2. The method according to claim 1, characterized in that, Determining the depth map corresponding to the image, all predicted bounding boxes corresponding to the image, and all detected bounding boxes corresponding to the image includes: The image is input into a depth model to extract depth information, resulting in a depth map corresponding to the image. The depth map includes the depth information of each of the plurality of target objects; and / or The tracking bounding box corresponding to the previous frame of the target frame and the image are processed by Kalman filtering to obtain all predicted bounding boxes corresponding to the image; and / or The image is input into the detection model for detection processing to obtain all the detection boxes corresponding to the image.
3. The method according to claim 1, characterized in that, Determining the first ratio between each prediction box and the depth map in all prediction boxes, and the average depth value corresponding to each prediction box, includes: Based on the size of each prediction box in all prediction boxes, the size of the depth map, and a preset first weight, a first ratio between each prediction box and the depth map is determined; Determine the depth value of each pixel in the depth map corresponding to each prediction box, wherein the depth value of each pixel is greater than a preset depth threshold; Based on the depth value of each pixel and the total number of pixels, an average value is calculated to determine the average depth value corresponding to each prediction box.

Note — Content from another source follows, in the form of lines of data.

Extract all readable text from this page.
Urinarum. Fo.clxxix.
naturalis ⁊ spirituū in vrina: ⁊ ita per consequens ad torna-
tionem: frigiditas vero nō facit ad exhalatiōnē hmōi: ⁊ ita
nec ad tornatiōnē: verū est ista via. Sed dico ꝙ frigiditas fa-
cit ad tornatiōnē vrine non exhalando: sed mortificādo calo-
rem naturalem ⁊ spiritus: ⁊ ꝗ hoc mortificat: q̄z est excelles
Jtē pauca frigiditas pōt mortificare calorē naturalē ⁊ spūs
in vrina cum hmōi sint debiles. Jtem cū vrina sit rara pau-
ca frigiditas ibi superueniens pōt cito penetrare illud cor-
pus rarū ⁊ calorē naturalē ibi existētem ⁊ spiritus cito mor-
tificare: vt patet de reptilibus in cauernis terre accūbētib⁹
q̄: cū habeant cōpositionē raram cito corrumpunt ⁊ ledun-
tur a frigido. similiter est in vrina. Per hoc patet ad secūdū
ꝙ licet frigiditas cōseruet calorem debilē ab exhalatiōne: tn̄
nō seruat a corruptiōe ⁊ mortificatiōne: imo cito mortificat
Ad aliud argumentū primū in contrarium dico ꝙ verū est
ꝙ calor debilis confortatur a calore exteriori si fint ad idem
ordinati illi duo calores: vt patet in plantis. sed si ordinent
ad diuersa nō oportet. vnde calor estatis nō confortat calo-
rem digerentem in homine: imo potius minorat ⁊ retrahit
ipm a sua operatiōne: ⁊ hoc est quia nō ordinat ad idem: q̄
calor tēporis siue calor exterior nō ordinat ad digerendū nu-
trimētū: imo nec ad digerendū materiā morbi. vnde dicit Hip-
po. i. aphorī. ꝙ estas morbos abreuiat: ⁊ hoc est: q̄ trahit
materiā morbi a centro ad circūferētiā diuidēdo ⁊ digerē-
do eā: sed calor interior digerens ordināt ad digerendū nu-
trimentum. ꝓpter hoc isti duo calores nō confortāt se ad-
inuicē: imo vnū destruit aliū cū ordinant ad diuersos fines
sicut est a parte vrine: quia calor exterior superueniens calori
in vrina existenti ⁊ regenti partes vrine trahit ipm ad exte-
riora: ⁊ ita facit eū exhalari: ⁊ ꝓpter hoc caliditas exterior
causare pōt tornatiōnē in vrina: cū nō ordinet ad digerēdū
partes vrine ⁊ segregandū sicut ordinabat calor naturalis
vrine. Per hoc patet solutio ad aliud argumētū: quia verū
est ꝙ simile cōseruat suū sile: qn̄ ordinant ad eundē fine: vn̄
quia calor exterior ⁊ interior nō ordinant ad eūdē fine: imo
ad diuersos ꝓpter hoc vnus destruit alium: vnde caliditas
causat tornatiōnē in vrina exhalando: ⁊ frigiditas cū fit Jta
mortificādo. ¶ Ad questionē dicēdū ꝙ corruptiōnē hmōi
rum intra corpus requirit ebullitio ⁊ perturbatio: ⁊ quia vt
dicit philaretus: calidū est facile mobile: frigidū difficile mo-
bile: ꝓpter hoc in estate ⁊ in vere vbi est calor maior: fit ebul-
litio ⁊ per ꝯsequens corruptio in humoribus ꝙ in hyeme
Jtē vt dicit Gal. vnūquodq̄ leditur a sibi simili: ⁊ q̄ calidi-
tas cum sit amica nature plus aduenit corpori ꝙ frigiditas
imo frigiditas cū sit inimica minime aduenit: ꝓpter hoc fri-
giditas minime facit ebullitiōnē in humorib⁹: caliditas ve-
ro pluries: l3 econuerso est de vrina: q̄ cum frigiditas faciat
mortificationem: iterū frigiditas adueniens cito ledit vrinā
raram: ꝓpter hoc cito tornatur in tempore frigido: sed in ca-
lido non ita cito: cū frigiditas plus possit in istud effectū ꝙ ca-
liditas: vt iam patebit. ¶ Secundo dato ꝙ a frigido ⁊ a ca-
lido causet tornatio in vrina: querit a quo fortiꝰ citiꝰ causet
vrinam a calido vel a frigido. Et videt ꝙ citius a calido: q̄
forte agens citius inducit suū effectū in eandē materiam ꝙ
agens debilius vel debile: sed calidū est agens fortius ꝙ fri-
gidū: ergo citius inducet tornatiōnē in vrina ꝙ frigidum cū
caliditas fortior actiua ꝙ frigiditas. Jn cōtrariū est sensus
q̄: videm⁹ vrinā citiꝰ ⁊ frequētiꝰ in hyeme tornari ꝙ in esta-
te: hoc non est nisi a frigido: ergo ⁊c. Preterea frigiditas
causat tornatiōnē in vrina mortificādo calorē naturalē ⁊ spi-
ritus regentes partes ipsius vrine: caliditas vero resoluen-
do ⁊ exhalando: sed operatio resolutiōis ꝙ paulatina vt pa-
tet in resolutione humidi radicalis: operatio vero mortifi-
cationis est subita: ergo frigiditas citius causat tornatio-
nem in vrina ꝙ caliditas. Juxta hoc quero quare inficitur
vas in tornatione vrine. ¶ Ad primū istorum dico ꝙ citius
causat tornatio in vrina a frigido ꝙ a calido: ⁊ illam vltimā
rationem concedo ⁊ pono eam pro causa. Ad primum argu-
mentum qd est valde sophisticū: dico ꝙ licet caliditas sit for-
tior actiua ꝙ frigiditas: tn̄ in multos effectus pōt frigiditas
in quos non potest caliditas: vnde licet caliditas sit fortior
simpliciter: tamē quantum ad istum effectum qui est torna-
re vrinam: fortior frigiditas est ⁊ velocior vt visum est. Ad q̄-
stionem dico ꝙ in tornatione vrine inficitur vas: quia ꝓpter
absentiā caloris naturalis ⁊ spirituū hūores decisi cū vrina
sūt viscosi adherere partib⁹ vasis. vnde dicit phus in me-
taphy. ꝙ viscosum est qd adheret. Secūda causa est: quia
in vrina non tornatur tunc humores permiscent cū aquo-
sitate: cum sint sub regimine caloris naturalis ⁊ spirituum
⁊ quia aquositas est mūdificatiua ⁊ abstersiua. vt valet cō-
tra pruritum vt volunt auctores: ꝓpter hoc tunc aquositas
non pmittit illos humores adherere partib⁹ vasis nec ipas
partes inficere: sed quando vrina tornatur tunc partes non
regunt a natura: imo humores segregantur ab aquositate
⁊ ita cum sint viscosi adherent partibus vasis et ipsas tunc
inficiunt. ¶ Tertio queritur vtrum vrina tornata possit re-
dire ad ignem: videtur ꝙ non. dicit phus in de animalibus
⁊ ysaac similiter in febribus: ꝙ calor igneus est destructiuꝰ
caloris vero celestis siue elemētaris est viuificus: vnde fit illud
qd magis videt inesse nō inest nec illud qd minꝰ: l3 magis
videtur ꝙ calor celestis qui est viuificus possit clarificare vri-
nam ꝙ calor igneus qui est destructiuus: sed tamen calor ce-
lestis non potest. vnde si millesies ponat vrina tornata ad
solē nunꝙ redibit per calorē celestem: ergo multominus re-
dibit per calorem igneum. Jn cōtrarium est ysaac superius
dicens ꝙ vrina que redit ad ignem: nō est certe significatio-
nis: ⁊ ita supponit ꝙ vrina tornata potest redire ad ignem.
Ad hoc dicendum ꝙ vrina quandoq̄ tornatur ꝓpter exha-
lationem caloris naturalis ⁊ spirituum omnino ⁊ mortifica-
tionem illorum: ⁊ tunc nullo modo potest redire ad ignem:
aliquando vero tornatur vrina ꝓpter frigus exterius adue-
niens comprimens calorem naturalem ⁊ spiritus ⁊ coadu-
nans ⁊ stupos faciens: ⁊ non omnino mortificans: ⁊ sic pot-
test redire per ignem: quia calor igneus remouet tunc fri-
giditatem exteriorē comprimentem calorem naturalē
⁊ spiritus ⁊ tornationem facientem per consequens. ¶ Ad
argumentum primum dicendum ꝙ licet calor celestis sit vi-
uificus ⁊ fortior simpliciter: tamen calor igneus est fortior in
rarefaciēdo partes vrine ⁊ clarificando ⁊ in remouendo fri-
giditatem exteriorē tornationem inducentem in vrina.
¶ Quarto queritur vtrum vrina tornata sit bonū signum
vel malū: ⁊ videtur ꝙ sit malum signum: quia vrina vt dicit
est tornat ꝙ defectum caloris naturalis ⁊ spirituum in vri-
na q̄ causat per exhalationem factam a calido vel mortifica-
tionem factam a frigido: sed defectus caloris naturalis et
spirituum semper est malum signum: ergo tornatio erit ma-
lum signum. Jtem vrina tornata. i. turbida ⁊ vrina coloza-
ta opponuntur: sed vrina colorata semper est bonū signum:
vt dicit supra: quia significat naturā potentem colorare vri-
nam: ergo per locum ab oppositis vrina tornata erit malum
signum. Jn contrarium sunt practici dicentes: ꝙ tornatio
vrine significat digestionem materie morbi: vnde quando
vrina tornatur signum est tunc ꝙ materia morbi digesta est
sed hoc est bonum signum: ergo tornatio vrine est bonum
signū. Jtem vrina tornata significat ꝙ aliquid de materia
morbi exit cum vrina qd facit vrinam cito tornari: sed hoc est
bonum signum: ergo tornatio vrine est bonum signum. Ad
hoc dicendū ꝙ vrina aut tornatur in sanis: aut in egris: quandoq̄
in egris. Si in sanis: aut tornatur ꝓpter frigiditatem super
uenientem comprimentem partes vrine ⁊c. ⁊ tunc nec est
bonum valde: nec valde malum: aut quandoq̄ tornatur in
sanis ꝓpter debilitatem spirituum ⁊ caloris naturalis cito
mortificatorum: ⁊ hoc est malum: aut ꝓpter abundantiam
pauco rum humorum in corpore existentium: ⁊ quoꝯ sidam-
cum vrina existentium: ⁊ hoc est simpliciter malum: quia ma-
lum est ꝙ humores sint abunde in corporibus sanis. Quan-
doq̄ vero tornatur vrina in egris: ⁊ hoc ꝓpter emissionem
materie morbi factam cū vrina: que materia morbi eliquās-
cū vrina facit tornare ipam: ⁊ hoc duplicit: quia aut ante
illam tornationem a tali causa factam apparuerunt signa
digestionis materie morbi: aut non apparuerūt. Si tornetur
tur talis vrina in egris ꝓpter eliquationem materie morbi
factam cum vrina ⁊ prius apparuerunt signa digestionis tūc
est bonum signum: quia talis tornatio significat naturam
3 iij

4. An electronic device comprising a memory, a processor, and a computer program stored in the memory, characterized in that, The processor executes the computer program to implement the steps of the method according to any one of claims 1-3.
5. A computer-readable storage medium having a computer program stored thereon, characterized in that, When the computer program is executed by a processor, it implements the steps of the method according to any one of claims 1-3.
6. A computer program product, comprising a computer program, characterized in that, When the computer program is executed by a processor, it implements the steps of the method according to any one of claims 1-3.